The Downtown Business Council of Chambersburg is under fire for its decision to disinvite a loud, black, patriotically themed semi-trailer truck to its Christmas parade. The vehicle, owned by Chuck Timbrook of Williamsport, Md., is named Black Out and is decorated with POW/MIA symbols and modified black-and-white American flags. It apparently got a lot of attention at last year’s parade, blowing its horn and blaring the National Anthem through the town, according to the local newspaper, Public Opinion. Distracted by the truck, crowds barely paid attention to the float on which Santa Claus sat, which is usually the centerpiece of the parade. Timbrook says the Downtown Business Council planned to resolve this issue in 2016 by moving Santa to the front of the parade, a few vehicles ahead of Black Out. However, the council denied his application on the grounds that the truck was too loud and not Christmas-themed. Timbrook says he offered to not blow the horn and to put a wreath on the front bumper of the obsidian behemoth. The council still declined. Timbrook now accuses it of giving into anti-military sentiment, saying, “It’s making me feel like, well, we don’t want [the truck] there because it might offend somebody.” In protest, other participants are pulling out. Brandy Strickland, of Chambersburg, said she won’t drive her Jeep in the parade unless Black Out is there. She explained that, because military personnel are sometimes overseas during the holidays, “To me, he is Christmas-related.”
“This is typical politics,” complained Aaron Bernstine, a Republican running for a state House seat in the 10th legislative district. The latest move by his Democratic opponent, state Rep. Jaret Gibbons, shows how incumbents “play to protect themselves and keep themselves in power,” said Bernstine. Gibbons’ dastardly dirty trick? He invited seniors to a constituent breakfast meeting at a New Brighton church using an official state-house letterhead. Bernstine insisted to the Beaver County Times this is a violation of the “blackout rule,” which forbids Pennsylvania public officials from sending mass mailers from their offices 60 days before an election, which would effectively be using their office’s resources to campaign. Gibbons shot back that the rule allows for 50 pieces of mail a day during the “blackout” period. Bernstine conceded the point, but said Gibbons “violated the intention of the rule” by reaching out to a population that always votes, calling seniors not just “super voters,” but “super, super voters.”
A month ago, this column noted that a teacher at the Cumberland Valley Christian School, where staff had been allowed to carry firearms, accidentally left her loaded gun in a bathroom also used by students. An armed security guard at Ringgold High School, in Washington County, apparently made the same mistake after disarming to relieve himself. A student told a teacher he had found a gun in a school bathroom. Another security staffer took the loaded weapon to a security-office safe. Superintendent Karen Polkabla refused to say whether the guard had been suspended or fired, but assured a WTAE reporter, “We will continue to work diligently to protect our students.”

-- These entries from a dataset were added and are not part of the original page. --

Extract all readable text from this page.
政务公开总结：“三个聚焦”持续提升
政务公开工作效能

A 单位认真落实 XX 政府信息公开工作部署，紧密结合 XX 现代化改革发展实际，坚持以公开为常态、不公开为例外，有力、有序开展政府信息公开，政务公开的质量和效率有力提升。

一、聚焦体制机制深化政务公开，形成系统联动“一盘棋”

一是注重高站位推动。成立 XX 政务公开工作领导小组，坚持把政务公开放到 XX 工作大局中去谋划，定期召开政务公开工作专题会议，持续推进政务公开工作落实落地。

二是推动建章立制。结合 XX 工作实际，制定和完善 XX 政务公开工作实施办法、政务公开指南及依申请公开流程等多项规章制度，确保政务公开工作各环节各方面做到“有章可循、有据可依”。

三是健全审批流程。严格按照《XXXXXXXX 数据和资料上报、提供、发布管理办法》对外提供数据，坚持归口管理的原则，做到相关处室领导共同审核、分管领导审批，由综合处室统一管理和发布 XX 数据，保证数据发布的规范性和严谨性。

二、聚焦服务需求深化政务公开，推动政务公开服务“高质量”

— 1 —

After exiting a Bloomfield convenience store at about 2 a.m., Danielle DeRiso noticed a Pittsburgh police officer sleeping in her cruiser. “The cop in the front seat is like knocked out, asleep, head back, mouth open, catching flies,” DeRiso told WPXI. The car’s engine was running and lights were on, she added. DeRiso posted a picture of the snoozing officer to social media. The Citizen Police Review Board and the Zone 5 commander both told the station they are investigating.
John C. Woodward went to the headquarters of the Pennsylvania Lottery in Dauphin County to complain about difficulty cashing in a $290 scratch ticket. Woodward, 32, was then promptly arrested. Lottery officials matched the ticket number to one reported stolen from a convenience store in Manheim Township — along with some cigarettes — in June, police told PennLive.com.
Two housemates at the University of Pittsburgh’s Johnstown campus say they caught Jacob Wade Hall sneaking into their townhouse and attempting to steal three cans of beer and a bottle of vodka. Police told the Tribune-Democrat that, once spotted, Hall, 22, dropped the alcohol and ran. Reportedly, he was later identified and confessed to the booze raid.
Sixty-one-year-old Darlene Seiders faces public-intoxication charges, reports the newscast of Fox 43 in York, after she allegedly lifted up her shirt to expose herself to a crowd at an Applebee’s in Chambersburg.